For choice one would, in as much as one has to buy fixed income into balanced accounts, forced buyers on the back of the equity rally, not be criticised for focusing on shorter-duration paper. Key borrowers, however, are keen on locking in low long-term money while the going is still reasonably good and we look to be facing a developing gap between demand and supply at the back end of the yield curve. In Europe, the ECB might find itself obliged to extend duration and risk in the purchasing programme if it is intent on keeping long-term money cheap. Look for indications in that direction on Thursday.

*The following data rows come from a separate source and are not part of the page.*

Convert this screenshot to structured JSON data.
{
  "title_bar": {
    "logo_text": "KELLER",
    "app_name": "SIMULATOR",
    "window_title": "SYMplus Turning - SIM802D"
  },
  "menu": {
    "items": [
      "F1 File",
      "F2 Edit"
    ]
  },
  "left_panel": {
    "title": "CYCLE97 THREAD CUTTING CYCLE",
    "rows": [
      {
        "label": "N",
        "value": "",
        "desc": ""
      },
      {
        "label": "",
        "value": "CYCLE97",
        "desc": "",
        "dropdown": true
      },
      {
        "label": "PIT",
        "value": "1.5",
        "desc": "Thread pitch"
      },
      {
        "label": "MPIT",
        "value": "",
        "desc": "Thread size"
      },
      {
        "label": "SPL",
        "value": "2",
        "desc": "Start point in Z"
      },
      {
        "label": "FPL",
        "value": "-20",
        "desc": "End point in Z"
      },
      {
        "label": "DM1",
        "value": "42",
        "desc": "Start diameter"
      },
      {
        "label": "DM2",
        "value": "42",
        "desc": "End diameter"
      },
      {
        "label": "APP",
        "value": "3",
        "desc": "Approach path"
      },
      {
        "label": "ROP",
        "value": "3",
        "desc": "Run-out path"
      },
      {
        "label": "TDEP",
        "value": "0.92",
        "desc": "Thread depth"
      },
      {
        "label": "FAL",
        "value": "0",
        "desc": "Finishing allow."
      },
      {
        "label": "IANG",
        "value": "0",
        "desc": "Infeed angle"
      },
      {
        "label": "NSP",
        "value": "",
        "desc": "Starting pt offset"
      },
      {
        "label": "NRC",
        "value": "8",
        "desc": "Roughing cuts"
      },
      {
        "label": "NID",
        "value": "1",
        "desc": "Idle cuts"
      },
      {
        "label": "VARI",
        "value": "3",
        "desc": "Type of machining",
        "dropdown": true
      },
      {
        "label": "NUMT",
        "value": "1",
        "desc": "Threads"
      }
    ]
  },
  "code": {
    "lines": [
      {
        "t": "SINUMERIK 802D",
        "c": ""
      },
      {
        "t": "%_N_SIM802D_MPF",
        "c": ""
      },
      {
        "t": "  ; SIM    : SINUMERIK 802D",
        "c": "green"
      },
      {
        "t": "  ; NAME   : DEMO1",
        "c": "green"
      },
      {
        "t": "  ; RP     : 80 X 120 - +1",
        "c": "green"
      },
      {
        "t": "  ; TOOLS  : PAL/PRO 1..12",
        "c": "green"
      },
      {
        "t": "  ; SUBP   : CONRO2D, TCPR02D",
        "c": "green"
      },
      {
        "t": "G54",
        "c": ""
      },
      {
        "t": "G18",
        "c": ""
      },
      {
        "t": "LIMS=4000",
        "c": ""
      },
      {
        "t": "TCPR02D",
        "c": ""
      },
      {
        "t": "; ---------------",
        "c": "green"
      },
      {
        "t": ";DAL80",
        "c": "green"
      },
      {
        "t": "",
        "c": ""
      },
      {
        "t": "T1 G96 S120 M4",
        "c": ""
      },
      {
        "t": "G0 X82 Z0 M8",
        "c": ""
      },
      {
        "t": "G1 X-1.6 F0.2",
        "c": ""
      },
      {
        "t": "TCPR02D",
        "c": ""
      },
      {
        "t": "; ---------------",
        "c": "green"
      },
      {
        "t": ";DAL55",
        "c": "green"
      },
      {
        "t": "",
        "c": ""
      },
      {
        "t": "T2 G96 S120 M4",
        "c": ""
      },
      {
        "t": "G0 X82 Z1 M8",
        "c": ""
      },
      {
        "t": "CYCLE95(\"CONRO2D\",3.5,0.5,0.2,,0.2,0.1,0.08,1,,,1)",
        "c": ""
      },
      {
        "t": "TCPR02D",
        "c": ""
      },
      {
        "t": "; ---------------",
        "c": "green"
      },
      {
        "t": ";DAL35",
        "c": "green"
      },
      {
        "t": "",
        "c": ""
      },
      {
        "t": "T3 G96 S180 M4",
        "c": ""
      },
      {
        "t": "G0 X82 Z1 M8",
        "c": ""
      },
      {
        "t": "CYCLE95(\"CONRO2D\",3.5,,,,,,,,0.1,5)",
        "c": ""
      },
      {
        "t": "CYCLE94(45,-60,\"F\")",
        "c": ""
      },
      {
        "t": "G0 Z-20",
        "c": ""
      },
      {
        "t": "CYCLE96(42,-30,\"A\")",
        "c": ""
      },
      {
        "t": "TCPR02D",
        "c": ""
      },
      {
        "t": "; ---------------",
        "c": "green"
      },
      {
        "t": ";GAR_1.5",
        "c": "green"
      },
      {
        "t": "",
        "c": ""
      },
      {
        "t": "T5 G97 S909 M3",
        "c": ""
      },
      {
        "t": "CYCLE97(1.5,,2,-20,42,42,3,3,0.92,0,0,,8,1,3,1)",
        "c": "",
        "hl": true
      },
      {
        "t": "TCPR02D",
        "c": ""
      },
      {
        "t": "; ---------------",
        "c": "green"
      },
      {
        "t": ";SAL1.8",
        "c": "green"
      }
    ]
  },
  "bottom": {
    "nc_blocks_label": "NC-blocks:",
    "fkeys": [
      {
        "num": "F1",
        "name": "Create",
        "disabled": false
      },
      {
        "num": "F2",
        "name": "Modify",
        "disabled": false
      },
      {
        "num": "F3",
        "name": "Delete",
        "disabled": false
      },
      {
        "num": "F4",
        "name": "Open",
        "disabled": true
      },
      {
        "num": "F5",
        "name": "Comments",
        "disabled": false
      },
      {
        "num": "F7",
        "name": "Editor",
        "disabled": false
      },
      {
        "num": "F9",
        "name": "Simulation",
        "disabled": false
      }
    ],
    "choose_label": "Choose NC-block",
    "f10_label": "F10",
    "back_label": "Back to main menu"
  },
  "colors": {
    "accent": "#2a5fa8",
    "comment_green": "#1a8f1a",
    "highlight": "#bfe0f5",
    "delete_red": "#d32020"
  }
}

Incidentally, on the subject of money not smelling, my late mother used to say that although money doesn’t smell, too much money stinks. There have been reports in the papers here that Oxfam, the third-world charity, has revealed that the eight richest people of the world have as much money between them as the 3.2bn poorest on the planet, half of the total population Oxfam reckons the eight are worth around US$425bn between them. So why don’t we take all their wealth away and give each of the 3.2bn US$133 each and see how much good that would do.

Finally, I’d like to welcome back my fellow “teenage scribbler”, Bill Blain of Mint Partners. He underwent some pretty serious cardiac surgery late last year but seems to be on the mend again. Many of my own readers are also fans of his “Blain’s Morning Porridge”. With him back in the ether, I’m going to have try that much harder again… oh, bugger!